Die EU-Kommissarin für Beschäftigung und Soziales genehmigte ein Hilfsprogramm mit 1,677 Mrd. Euro Umfang. Das Geld soll vor allem Jugendliche und Frauen unterstützen. Binnen 7 Jahren soll das Programm mehr als 235 000 Menschen helfen.

dpa BRÜSSEL. Ein Hilfsprogramm für den ostdeutschen Arbeitsmarkt im Umfang von 3,28 Mrd.

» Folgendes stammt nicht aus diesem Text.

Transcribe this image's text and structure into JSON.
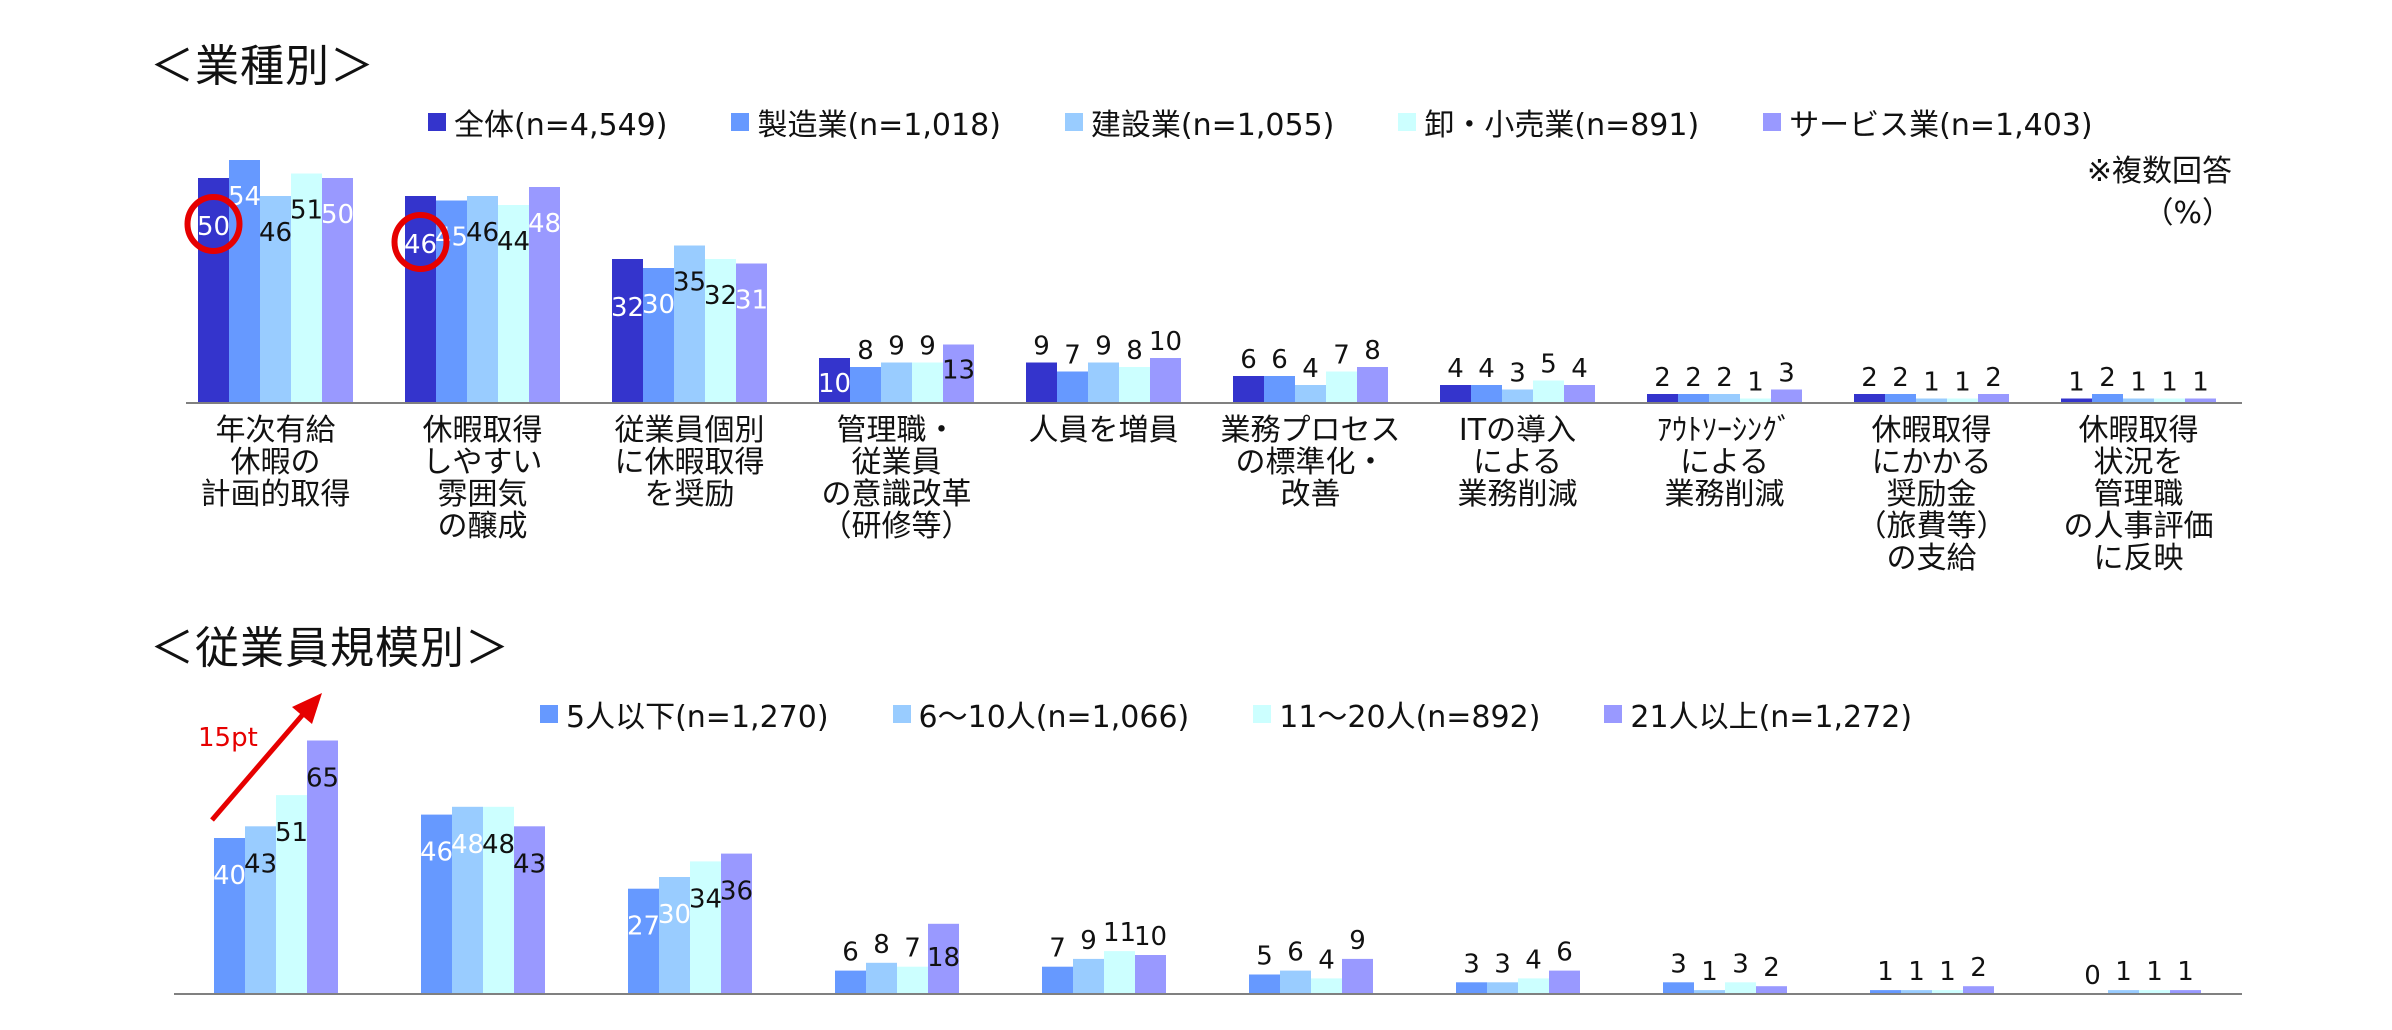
{
  "colors": {
    "overall": "#3434cc",
    "series_a": "#6699ff",
    "series_b": "#99ccff",
    "series_c": "#ccffff",
    "series_d": "#9999ff",
    "highlight": "#e60000",
    "axis": "#808080"
  },
  "section1": {
    "title": "＜業種別＞",
    "note_line1": "※複数回答",
    "note_line2": "（%）",
    "chart_data": {
      "type": "bar",
      "categories": [
        [
          "年次有給",
          "休暇の",
          "計画的取得"
        ],
        [
          "休暇取得",
          "しやすい",
          "雰囲気",
          "の醸成"
        ],
        [
          "従業員個別",
          "に休暇取得",
          "を奨励"
        ],
        [
          "管理職・",
          "従業員",
          "の意識改革",
          "（研修等）"
        ],
        [
          "人員を増員"
        ],
        [
          "業務プロセス",
          "の標準化・",
          "改善"
        ],
        [
          "ITの導入",
          "による",
          "業務削減"
        ],
        [
          "ｱｳﾄｿｰｼﾝｸﾞ",
          "による",
          "業務削減"
        ],
        [
          "休暇取得",
          "にかかる",
          "奨励金",
          "（旅費等）",
          "の支給"
        ],
        [
          "休暇取得",
          "状況を",
          "管理職",
          "の人事評価",
          "に反映"
        ]
      ],
      "series": [
        {
          "name": "全体(n=4,549)",
          "values": [
            50,
            46,
            32,
            10,
            9,
            6,
            4,
            2,
            2,
            1
          ]
        },
        {
          "name": "製造業(n=1,018)",
          "values": [
            54,
            45,
            30,
            8,
            7,
            6,
            4,
            2,
            2,
            2
          ]
        },
        {
          "name": "建設業(n=1,055)",
          "values": [
            46,
            46,
            35,
            9,
            9,
            4,
            3,
            2,
            1,
            1
          ]
        },
        {
          "name": "卸・小売業(n=891)",
          "values": [
            51,
            44,
            32,
            9,
            8,
            7,
            5,
            1,
            1,
            1
          ]
        },
        {
          "name": "サービス業(n=1,403)",
          "values": [
            50,
            48,
            31,
            13,
            10,
            8,
            4,
            3,
            2,
            1
          ]
        }
      ],
      "ylim": [
        0,
        60
      ]
    }
  },
  "section2": {
    "title": "＜従業員規模別＞",
    "annotation": "15pt",
    "chart_data": {
      "type": "bar",
      "series": [
        {
          "name": "5人以下(n=1,270)",
          "values": [
            40,
            46,
            27,
            6,
            7,
            5,
            3,
            3,
            1,
            0
          ]
        },
        {
          "name": "6～10人(n=1,066)",
          "values": [
            43,
            48,
            30,
            8,
            9,
            6,
            3,
            1,
            1,
            1
          ]
        },
        {
          "name": "11～20人(n=892)",
          "values": [
            51,
            48,
            34,
            7,
            11,
            4,
            4,
            3,
            1,
            1
          ]
        },
        {
          "name": "21人以上(n=1,272)",
          "values": [
            65,
            43,
            36,
            18,
            10,
            9,
            6,
            2,
            2,
            1
          ]
        }
      ],
      "ylim": [
        0,
        75
      ]
    }
  }
}
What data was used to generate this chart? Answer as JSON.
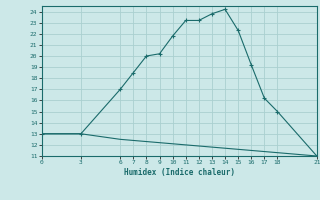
{
  "xlabel": "Humidex (Indice chaleur)",
  "ylabel": "",
  "bg_color": "#cce8e8",
  "grid_color": "#aad0d0",
  "line_color": "#1a6b6b",
  "upper_x": [
    0,
    3,
    6,
    7,
    8,
    9,
    10,
    11,
    12,
    13,
    14,
    15,
    16,
    17,
    18,
    21
  ],
  "upper_y": [
    13,
    13,
    17,
    18.5,
    20,
    20.2,
    21.8,
    23.2,
    23.2,
    23.8,
    24.2,
    22.3,
    19.2,
    16.2,
    15.0,
    11.0
  ],
  "lower_x": [
    0,
    3,
    6,
    7,
    8,
    9,
    10,
    11,
    12,
    13,
    14,
    15,
    16,
    17,
    18,
    21
  ],
  "lower_y": [
    13,
    13,
    12.5,
    12.4,
    12.3,
    12.2,
    12.1,
    12.0,
    11.9,
    11.8,
    11.7,
    11.6,
    11.5,
    11.4,
    11.3,
    11.0
  ],
  "xticks": [
    0,
    3,
    6,
    7,
    8,
    9,
    10,
    11,
    12,
    13,
    14,
    15,
    16,
    17,
    18,
    21
  ],
  "yticks": [
    11,
    12,
    13,
    14,
    15,
    16,
    17,
    18,
    19,
    20,
    21,
    22,
    23,
    24
  ],
  "xlim": [
    0,
    21
  ],
  "ylim": [
    11,
    24.5
  ]
}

DM (1,677 Mrd. Euro) hat die EU-Kommissarin für Beschäftigung und Soziales, Anna Diamantopoulou, genehmigt. Mit diesem Geld sollten Arbeitnehmer weitergebildet sowie arbeitssuchende Jugendliche und Langzeitarbeitslose unterstützt werden, teilte die EU-Kommission in Brüssel am Donnerstag mit. Das Programm läuft bis zum Jahr 2006.

"Das Programm für Ostdeutschland wurde eigens konzipiert, um den wirtschaftlichen und sozialen Schwierigkeiten in den neuen Bundesländern zu begegnen", sagte Diamantopoulou. Von der wirtschaftlichen Umstrukturierung nach der Wende seien besonders die Jugendlichen und Frauen betroffen: "Der Europäische Sozialfonds wird daher vor allem diese beiden Gruppen unterstützen." Von den Hilfen sollten binnen sieben Jahren mehr als 235 000 Menschen profitieren.

Zum größten Teil werden die Fördermittel des Europäischen Sozialfonds (ESF) laut Kommission in Bundesprogramme fließen. Die Arbeitsämter unterstützten mit dem Geld einzelne Empfänger. Kleinere Pilotprojekte würden vom Bundesministerium für Bildung und Forschung sowie vom Bundesministerium für Familie, Senioren, Frauen und Jugend verwaltet. Weitere 4,187 Mill. Euro aus dem ESF bekomme Ostdeutschland über sechs regionale Programme.